И тогда я убегаю к пыльному фортепьяно, стоящему в углу, и с силой ударяю по клавишам, вызвав один громкий аккорд – выражение моего гнева против этого сутенерского мира, чья одуряющая вонь лежит, как крышка гроба на нашей торгашеской культуре.

Именно страх перед публичными домами терпимости заставляет меня прислушаться к нравоучениям моей сестры, и убрать руки от Лу Саломе, ибо сестра знает наваждение моей молодости, – мою привязанность и неотвязность от графини и смуглой азиатки, и пытается меня убедить, что Лу это некое слияние холодной развратной блондинки и смуглой разгоряченной брюнетки.

Я сексуально распят между двумя преступницами справа и слева, черной и белой, как Иисус между двумя преступниками.

Она же, сестрица моя, Лама, снимает меня с креста, чтобы пригвоздить к страшной судьбе – жажде кровосмешения, которая таится в моей сути, и требует темного осуществления в корне моего разгоряченного существа.

Оскопление страсти в христианской любви втягивает мою сестру в отчаянный опыт найти удовлетворение в темных и запретных местах эротики.

Дрессированная матерью, требующей подавить естественное половое влечение, она открывает – слишком поздно – что усилие поставить преграду своим, не дающим покоя, чувствам, освобождает в ней поток темной нечестивой похоти. Это накладывает печать на все ее существование, обернувшись разрушительной силой, прорвавшей все преграды морали и культуры.
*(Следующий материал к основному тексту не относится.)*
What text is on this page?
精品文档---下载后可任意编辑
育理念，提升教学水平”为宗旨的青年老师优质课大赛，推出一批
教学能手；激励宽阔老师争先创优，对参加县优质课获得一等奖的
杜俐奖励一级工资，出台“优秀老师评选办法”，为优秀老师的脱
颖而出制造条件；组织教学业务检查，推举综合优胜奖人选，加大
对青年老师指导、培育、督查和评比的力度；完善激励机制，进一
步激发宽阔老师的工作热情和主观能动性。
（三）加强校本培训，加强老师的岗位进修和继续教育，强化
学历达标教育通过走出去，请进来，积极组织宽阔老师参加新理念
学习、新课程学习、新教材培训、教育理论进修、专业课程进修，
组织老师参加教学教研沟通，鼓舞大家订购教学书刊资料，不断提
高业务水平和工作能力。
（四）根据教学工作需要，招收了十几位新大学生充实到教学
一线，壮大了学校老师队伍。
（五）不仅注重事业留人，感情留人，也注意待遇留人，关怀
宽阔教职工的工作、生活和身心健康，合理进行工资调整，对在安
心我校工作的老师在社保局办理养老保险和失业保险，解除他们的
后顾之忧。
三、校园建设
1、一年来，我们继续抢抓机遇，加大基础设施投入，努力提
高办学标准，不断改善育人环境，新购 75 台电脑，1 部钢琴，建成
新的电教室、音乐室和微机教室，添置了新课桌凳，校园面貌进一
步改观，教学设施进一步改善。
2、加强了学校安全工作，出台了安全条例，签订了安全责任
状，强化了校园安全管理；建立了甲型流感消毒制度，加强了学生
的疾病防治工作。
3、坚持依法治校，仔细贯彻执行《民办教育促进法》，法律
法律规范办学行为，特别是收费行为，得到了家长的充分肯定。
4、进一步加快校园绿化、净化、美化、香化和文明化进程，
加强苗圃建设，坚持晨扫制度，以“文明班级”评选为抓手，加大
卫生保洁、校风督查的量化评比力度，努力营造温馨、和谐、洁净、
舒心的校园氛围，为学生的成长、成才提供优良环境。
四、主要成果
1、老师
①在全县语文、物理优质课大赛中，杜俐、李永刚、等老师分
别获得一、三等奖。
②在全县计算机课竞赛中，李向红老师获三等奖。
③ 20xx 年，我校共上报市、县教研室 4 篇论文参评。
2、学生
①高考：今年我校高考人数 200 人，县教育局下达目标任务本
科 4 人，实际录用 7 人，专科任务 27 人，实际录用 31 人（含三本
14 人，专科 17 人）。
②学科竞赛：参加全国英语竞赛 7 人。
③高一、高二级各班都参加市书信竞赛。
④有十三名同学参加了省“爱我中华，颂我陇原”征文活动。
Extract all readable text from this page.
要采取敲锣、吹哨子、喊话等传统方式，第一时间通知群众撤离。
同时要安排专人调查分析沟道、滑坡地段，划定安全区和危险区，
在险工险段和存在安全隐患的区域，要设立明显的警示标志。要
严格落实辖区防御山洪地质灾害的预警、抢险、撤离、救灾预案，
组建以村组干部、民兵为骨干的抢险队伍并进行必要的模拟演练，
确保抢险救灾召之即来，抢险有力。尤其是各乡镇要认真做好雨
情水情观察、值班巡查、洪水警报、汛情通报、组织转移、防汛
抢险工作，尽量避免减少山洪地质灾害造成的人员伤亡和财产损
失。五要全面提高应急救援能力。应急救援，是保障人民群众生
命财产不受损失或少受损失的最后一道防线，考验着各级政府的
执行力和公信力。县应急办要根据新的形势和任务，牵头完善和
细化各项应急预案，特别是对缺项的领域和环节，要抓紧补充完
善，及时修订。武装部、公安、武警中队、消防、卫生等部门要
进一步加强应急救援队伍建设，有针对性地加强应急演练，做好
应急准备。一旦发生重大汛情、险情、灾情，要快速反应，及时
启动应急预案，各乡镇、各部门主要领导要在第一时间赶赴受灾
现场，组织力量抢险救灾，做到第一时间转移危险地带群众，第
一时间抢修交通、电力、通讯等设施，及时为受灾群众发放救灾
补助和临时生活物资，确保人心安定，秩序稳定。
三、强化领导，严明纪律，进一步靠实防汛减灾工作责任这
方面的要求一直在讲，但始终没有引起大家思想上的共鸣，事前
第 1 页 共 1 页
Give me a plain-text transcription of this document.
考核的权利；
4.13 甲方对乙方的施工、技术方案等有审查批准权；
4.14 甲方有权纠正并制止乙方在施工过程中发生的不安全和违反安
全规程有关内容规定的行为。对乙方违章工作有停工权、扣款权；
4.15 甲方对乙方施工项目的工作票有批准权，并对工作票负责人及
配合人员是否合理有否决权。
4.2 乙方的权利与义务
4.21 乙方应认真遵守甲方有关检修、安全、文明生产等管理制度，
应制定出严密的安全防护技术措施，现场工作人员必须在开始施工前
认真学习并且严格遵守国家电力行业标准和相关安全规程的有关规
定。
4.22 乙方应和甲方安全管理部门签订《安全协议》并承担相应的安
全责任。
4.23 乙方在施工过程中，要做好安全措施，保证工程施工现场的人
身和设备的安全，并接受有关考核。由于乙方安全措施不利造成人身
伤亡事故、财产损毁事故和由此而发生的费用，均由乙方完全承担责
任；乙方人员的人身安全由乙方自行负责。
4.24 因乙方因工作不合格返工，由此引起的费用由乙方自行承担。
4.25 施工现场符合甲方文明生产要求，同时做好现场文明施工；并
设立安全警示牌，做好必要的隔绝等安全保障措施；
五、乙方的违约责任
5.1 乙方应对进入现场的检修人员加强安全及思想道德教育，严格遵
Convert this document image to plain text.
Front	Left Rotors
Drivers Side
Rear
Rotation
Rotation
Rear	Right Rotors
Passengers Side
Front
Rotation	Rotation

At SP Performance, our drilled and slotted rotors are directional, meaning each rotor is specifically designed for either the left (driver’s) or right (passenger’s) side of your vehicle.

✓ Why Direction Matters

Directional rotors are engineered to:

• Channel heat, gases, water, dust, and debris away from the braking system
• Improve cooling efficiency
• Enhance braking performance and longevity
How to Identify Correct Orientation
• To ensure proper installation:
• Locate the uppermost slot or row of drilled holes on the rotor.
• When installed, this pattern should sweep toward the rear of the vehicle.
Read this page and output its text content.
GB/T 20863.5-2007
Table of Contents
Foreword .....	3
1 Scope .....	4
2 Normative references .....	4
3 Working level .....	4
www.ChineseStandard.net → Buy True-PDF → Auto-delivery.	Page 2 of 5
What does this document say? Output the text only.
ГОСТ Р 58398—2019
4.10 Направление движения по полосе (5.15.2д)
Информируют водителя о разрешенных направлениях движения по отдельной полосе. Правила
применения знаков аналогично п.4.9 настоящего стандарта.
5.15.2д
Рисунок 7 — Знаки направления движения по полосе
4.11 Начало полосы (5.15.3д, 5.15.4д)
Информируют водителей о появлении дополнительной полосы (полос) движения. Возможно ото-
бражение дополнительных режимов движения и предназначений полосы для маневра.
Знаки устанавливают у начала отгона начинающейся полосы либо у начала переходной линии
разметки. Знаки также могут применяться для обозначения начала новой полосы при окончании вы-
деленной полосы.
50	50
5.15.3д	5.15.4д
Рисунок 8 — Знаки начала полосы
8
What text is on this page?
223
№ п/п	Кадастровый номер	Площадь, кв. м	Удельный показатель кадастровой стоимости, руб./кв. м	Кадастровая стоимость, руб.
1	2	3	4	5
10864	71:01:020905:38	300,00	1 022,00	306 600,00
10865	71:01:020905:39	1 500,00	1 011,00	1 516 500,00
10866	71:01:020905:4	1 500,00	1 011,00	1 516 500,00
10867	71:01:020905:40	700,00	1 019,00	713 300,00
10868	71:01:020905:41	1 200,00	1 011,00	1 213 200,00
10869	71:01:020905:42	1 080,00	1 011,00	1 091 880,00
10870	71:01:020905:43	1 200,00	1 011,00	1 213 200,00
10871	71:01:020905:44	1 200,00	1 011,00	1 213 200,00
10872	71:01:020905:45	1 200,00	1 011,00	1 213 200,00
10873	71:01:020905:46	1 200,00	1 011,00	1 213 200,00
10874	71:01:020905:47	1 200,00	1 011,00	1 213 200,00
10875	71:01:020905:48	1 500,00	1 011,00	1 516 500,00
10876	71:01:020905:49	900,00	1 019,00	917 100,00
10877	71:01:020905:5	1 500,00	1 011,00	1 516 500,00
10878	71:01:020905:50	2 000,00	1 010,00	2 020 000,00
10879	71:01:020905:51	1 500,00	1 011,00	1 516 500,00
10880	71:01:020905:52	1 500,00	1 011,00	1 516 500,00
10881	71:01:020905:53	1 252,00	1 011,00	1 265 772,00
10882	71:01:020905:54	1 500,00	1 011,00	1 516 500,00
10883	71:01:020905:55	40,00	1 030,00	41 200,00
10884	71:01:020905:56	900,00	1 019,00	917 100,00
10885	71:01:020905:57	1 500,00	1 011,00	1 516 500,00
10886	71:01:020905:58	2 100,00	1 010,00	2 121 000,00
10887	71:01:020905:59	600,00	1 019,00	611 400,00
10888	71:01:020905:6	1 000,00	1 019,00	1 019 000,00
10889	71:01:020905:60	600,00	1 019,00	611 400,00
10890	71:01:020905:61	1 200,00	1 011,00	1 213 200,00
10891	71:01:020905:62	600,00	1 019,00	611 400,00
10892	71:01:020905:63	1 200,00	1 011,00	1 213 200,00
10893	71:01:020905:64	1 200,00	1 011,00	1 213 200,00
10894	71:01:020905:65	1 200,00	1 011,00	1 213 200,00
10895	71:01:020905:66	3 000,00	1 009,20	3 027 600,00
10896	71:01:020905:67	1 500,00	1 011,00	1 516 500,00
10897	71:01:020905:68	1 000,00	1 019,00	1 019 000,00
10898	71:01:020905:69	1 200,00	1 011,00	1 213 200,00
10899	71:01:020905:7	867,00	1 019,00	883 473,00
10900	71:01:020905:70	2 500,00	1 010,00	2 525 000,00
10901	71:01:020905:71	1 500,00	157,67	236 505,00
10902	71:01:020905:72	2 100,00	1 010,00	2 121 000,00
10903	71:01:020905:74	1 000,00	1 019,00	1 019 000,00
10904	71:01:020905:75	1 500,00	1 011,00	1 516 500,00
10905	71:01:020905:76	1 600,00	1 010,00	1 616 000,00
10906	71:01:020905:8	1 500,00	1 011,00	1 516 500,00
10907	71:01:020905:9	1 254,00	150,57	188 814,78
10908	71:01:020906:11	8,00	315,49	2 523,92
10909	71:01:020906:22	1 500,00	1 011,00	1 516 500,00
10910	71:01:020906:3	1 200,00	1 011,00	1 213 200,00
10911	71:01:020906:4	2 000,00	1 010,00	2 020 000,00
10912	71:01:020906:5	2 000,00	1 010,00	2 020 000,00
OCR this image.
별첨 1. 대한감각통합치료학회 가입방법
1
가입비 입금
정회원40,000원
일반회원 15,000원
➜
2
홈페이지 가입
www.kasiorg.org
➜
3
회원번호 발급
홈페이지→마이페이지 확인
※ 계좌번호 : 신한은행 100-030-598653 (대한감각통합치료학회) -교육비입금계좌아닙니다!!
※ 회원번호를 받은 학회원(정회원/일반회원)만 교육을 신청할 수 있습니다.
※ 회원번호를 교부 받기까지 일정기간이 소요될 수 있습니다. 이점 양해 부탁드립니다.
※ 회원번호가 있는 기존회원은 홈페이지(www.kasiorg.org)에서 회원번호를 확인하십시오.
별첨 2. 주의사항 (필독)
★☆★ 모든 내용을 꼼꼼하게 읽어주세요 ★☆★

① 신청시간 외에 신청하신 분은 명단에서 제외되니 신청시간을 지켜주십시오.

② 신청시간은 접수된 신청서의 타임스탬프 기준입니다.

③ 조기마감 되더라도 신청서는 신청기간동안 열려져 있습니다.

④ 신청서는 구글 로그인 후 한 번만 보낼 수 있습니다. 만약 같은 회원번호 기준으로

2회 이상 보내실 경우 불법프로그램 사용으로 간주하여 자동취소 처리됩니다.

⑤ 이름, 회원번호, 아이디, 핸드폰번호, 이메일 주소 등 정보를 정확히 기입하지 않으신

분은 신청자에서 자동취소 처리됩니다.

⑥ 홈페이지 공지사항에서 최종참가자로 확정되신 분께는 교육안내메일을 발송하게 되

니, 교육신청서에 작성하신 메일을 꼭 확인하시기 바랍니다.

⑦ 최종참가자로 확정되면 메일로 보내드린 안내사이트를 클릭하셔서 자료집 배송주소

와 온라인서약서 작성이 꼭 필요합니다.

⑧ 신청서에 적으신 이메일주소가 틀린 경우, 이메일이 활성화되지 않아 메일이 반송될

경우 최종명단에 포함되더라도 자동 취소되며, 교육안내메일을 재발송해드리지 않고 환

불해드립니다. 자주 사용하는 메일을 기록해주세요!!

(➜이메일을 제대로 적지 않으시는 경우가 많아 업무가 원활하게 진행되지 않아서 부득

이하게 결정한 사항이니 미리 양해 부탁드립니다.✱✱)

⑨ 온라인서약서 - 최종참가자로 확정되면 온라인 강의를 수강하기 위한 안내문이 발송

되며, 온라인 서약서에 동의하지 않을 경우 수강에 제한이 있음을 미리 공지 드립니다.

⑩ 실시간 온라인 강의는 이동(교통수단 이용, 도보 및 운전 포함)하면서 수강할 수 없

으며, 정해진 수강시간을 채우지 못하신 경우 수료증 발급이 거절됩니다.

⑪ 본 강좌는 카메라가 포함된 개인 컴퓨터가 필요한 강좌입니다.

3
Она начинает любить то, чего меньше всего желала, и я вовлекаюсь в предательский водоворот ее запретной похоти.

45

Немец считает, вслед за Гёте, что две души соседствуют в его груди, и этим сам себя вводит в заблуждение, ибо мы, германцы, – народ подвоха, полагающие, что болтаемся между варварством и культурой, в то время как по природе нашего сотворения мы звери-люди – маньяки-варвары.

Я в высшей степени неприязненно отношусь к немцам. Но неприятие немцев не ослепляет меня до того, чтобы я не признавал, что Августин был ближе к истине, чем отрицатели первородного греха и предательства, последователи британского монаха Пелагия, жившего в четвертом веке нашей эры, во времена Августина, считавшие, что человек изначально добр и воистину владеет свободой выбора.

Природа человека сотворена из животного начала. Дарвин лишь подтверждает Августина, считавшего, что над всеми тяготеет проклятие первородного греха, греха нашего сотворения из животного, до возникновения первого человека.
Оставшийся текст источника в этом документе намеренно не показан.